Solved – How to generate numbers based on an arbitrary discrete distribution

distributions

How do I generate numbers based on an arbitrary discrete distribution?

For example, I have a set of numbers that I want to generate. Say they are labelled from 1-3 as follows.

1: 4%, 2: 50%, 3: 46%

Basically, the percentages are probabilities that they will appear in the output from the random number generator. I have a pesudorandom number generator that will generate a uniform distribution in the interval [0, 1]. Is there any way of doing this?

There are no bounds on how many elements I can have, but the % will add up to 100%.

Best Answer

One of the best algorithms for sampling from a discrete distribution is the alias method.
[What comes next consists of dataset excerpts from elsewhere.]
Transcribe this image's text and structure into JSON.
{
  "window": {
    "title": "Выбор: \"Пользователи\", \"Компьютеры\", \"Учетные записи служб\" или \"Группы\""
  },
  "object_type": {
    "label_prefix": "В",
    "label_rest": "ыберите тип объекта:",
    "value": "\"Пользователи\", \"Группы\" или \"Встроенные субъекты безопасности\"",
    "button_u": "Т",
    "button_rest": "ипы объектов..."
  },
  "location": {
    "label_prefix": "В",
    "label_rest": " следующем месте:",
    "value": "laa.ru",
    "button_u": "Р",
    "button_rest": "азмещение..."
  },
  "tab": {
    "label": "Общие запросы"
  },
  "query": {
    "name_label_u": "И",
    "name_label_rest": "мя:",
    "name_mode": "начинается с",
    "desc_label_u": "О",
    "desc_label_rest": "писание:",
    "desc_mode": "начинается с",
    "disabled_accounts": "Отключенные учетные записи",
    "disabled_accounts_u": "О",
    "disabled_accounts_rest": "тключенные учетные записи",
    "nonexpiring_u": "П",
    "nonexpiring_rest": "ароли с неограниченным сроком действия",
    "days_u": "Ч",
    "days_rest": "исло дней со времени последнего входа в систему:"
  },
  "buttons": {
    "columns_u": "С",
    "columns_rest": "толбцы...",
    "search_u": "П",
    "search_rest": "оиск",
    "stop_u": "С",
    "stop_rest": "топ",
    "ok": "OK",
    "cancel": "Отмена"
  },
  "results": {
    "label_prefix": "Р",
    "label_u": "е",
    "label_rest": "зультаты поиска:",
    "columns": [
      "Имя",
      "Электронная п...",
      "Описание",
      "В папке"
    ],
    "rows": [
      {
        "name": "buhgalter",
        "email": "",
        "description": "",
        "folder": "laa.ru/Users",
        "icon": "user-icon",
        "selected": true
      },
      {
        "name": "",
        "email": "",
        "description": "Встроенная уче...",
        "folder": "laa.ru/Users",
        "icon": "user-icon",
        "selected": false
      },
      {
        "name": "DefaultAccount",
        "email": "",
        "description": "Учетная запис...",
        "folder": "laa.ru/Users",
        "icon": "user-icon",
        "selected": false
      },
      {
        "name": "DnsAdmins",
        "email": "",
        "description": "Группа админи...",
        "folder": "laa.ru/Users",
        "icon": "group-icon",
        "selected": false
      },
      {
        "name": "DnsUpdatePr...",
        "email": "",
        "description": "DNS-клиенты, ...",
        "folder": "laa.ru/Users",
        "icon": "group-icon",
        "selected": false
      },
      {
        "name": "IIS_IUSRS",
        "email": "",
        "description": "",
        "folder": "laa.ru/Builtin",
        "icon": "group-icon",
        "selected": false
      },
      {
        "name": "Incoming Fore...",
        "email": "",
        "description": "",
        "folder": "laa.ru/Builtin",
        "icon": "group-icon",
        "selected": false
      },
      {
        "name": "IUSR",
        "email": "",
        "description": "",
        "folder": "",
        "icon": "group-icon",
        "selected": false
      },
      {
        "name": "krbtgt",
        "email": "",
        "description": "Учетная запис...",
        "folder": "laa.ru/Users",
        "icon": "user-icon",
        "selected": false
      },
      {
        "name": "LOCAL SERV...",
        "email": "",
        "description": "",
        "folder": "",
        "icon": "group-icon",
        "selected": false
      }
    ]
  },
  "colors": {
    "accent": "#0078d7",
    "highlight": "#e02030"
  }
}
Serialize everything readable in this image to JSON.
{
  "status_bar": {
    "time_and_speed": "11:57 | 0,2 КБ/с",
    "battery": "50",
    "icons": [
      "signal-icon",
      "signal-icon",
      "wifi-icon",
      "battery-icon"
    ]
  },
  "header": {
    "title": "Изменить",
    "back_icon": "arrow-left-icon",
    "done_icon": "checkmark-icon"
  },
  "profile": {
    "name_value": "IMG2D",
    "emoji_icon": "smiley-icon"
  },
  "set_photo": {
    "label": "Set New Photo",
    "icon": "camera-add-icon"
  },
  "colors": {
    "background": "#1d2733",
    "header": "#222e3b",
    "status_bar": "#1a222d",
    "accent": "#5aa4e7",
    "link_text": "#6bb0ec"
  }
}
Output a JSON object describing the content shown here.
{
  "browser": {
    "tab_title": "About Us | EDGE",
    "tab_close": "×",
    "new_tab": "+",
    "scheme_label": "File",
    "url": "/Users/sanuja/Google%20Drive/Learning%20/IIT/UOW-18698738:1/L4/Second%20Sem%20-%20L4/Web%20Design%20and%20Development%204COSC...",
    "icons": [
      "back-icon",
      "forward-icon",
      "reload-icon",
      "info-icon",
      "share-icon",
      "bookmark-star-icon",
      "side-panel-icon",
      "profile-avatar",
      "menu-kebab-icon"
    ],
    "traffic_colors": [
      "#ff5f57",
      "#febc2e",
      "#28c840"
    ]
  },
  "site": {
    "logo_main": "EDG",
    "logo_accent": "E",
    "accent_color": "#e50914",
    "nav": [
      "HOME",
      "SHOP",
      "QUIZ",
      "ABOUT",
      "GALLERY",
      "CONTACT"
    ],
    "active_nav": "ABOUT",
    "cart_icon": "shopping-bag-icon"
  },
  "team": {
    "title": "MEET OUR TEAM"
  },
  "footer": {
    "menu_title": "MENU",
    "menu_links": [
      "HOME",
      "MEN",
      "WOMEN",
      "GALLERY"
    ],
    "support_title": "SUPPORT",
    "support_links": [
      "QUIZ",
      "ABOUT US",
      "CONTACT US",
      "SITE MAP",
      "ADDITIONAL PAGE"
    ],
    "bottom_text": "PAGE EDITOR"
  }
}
The alias method (efficiently) precomputes a two-dimensional data structure to partition a rectangle into areas proportional to the probabilities.

Figure

In this schematic from the referenced site, a rectangle of unit height has been partitioned into four kinds of regions--as differentiated by color--in the proportions $1/2$, $1/3$, $1/12$, and $1/12$, in order to sample repeatedly from a discrete distribution with these probabilities. The vertical strips have a constant (unit) width. Each is divided into just one or two pieces. The identities of the pieces and the locations of the vertical divisions are stored in tables accessible via the column index.

The table can be sampled in two simple steps (one for each coordinate) requiring generating just two independent uniform values and $O(1)$ calculation. This improves on the $O(\log(n))$ computation needed to invert the discrete CDF as described in other replies here.